Avec déjà plus de quinze ans de carrière, plusieurs spectacles, un film, « Flashback », en tant que réalisatrice, et une soirée dans la peau de maîtresse de cérémonie des Molières, Caroline Vigneaux peut légitimement prendre de la hauteur et mesurer le chemin accompli.

La jeune avocate qu’elle était encore en 2007 ne doit vraiment pas regretter la décision qu’elle a prise de quitter la robe pour se lancer dans l’humour. Un choix payant, inspirant même pour des tas de personnes qui ne sont pas épanouies dans leur vie professionnelle et qui n’osent pas changer de métier et repartir de zéro. « Le plus dur, ce n’est pas de faire le grand saut, c’est de réussir à nager ensuite quand on est dans l’eau froide », sourit-elle.

Attendue le samedi 28 mars (20 h) au Zéphyr de Hem, l’artiste viendra y jouer son quatrième spectacle, « In Vigneaux Veritas », dans lequel elle a décidé de délivrer à son public tout un ensemble de vérités, parfois sur des sujets d’ordre général comme la création des cornflakes, mais aussi sur des questions plus intimes.

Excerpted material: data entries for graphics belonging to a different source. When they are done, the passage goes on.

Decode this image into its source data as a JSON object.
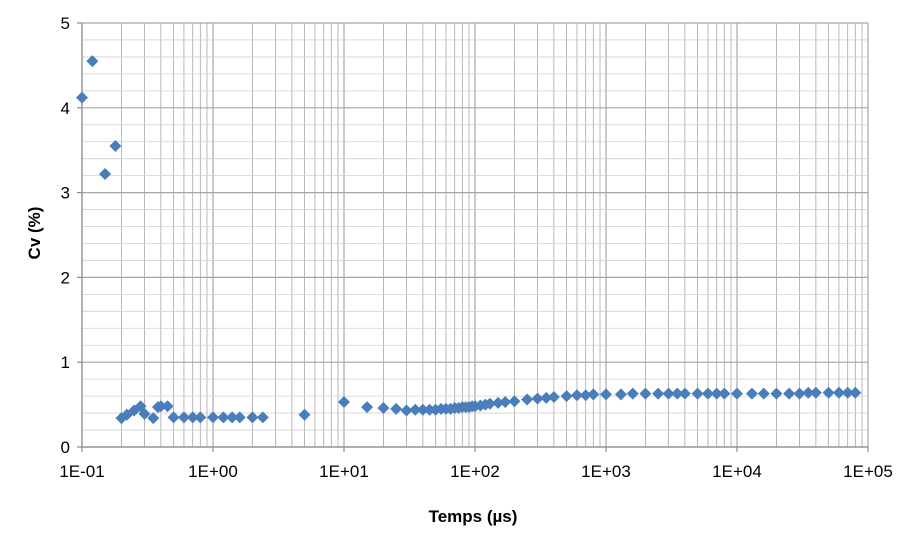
{
  "chart_data": {
    "type": "scatter",
    "title": "",
    "xlabel": "Temps (µs)",
    "ylabel": "Cv (%)",
    "x_scale": "log",
    "xlim": [
      0.1,
      100000
    ],
    "ylim": [
      0,
      5
    ],
    "x_ticks": [
      0.1,
      1,
      10,
      100,
      1000,
      10000,
      100000
    ],
    "x_tick_labels": [
      "1E-01",
      "1E+00",
      "1E+01",
      "1E+02",
      "1E+03",
      "1E+04",
      "1E+05"
    ],
    "y_ticks": [
      0,
      1,
      2,
      3,
      4,
      5
    ],
    "y_tick_labels": [
      "0",
      "1",
      "2",
      "3",
      "4",
      "5"
    ],
    "grid": true,
    "legend": "none",
    "marker": "diamond",
    "marker_color": "#4a7ebb",
    "series": [
      {
        "x": [
          0.1,
          0.12,
          0.15,
          0.18,
          0.2,
          0.22,
          0.25,
          0.28,
          0.3,
          0.35,
          0.38,
          0.4,
          0.45,
          0.5,
          0.6,
          0.7,
          0.8,
          1.0,
          1.2,
          1.4,
          1.6,
          2.0,
          2.4,
          5.0,
          10,
          15,
          20,
          25,
          30,
          35,
          40,
          45,
          50,
          55,
          60,
          65,
          70,
          75,
          80,
          85,
          90,
          95,
          100,
          110,
          120,
          130,
          150,
          170,
          200,
          250,
          300,
          350,
          400,
          500,
          600,
          700,
          800,
          1000,
          1300,
          1600,
          2000,
          2500,
          3000,
          3500,
          4000,
          5000,
          6000,
          7000,
          8000,
          10000,
          13000,
          16000,
          20000,
          25000,
          30000,
          35000,
          40000,
          50000,
          60000,
          70000,
          80000
        ],
        "y": [
          4.12,
          4.55,
          3.22,
          3.55,
          0.34,
          0.38,
          0.43,
          0.48,
          0.39,
          0.34,
          0.47,
          0.48,
          0.48,
          0.35,
          0.35,
          0.35,
          0.35,
          0.35,
          0.35,
          0.35,
          0.35,
          0.35,
          0.35,
          0.38,
          0.53,
          0.47,
          0.46,
          0.45,
          0.43,
          0.44,
          0.44,
          0.44,
          0.44,
          0.45,
          0.45,
          0.45,
          0.46,
          0.46,
          0.47,
          0.47,
          0.47,
          0.48,
          0.48,
          0.49,
          0.5,
          0.51,
          0.52,
          0.53,
          0.54,
          0.56,
          0.57,
          0.58,
          0.59,
          0.6,
          0.61,
          0.61,
          0.62,
          0.62,
          0.62,
          0.63,
          0.63,
          0.63,
          0.63,
          0.63,
          0.63,
          0.63,
          0.63,
          0.63,
          0.63,
          0.63,
          0.63,
          0.63,
          0.63,
          0.63,
          0.63,
          0.64,
          0.64,
          0.64,
          0.64,
          0.64,
          0.64
        ]
      }
    ]
  },
  "colors": {
    "marker": "#4a7ebb",
    "grid": "#a6a6a6",
    "axis": "#8c8c8c"
  }
}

« J’ai désormais plus de cinquante ans, je suis au sommet de ma vie et j’admire la vue avant d’entamer la descente, poursuit-elle. L’avantage, c’est que je peux m’adresser à plusieurs générations, aux plus jeunes comme aux plus vieux, et ainsi créer du lien entre elles. Typiquement, j’ai un compte TikTok, mais je paie quelqu’un pour le gérer, car je ne sais pas m’en servir. »

Dans son spectacle, Caroline Vigneaux n’hésite pas à aborder des sujets sensibles comme le décès d’un proche (en l’occurrence son papa) ou les violences sexistes, utilisant le rire comme un acte de résistance, voire même de résilience. « Le rire est important pour montrer aux agresseurs que nous sommes toujours là, insiste-t-elle. Je suis une humoriste féministe engagée, mais pas seulement : je suis aussi une humaniste et je veux que ce spectacle fasse rire les gens, mais aussi qu’il leur fasse du bien, qu’ils apprennent des choses. Le plus beau compliment que l’on puisse me faire, c’est de dire que je fais un humour intelligent. »

Si ses spectacles ne sont pas encore remboursés par la Sécurité sociale, ils coûtent sans doute moins cher et sont parfois aussi efficaces qu’un bon suivi chez un psy. « Ce qui est sûr, c’est que je reçois pas mal de messages optimistes de personnes qui me disent se sentir moins seules, se réjouit-elle. Je pense qu’il n’y a pas un être humain qui traverse la vie sans connaître le moindre malheur. »

Productrice pour la première fois de son spectacle, Caroline Vigneaux a découvert d’autres facettes du métier. Elle a surtout senti le poids du couperet au-dessus de sa tête : « D’un côté, c’est génial, mais c’est aussi un boulot de fou, avec beaucoup de stress, notamment sur le plan financier, admet-elle. J’avais hypothéqué ma maison, donc j’avais la pression : il fallait que ça marche, je ne voulais pas la perdre. J’ai aussi fait en sorte de laisser la place à l’artiste, de ne pas penser seulement comme productrice. »

Bonne nouvelle : ce spectacle a bien conquis le cœur du public et, en parallèle, une autre de ses créations a vu le jour, avec des représentations de sa pièce « Le Cid pète un câble » au théâtre des Maturins. « J’avais emmené mes enfants voir une pièce classique, mais ils n’avaient pas adhéré. Le langage a beaucoup évolué, alors je me suis dit qu’il fallait les y préparer en leur racontant d’abord l’histoire un peu différemment. J’ai mélangé les vers de Corneille aux miens, j’ai tout écrit en alexandrins. J’ai écrit, produit et mis en scène. » Un premier pas vers une expérience de comédienne au théâtre ? « Si le projet me séduit, j’y vais volontiers. »

Caroline Vigneaux joue son spectacle le samedi 28 mars (20 h) au Zéphyr à Hem.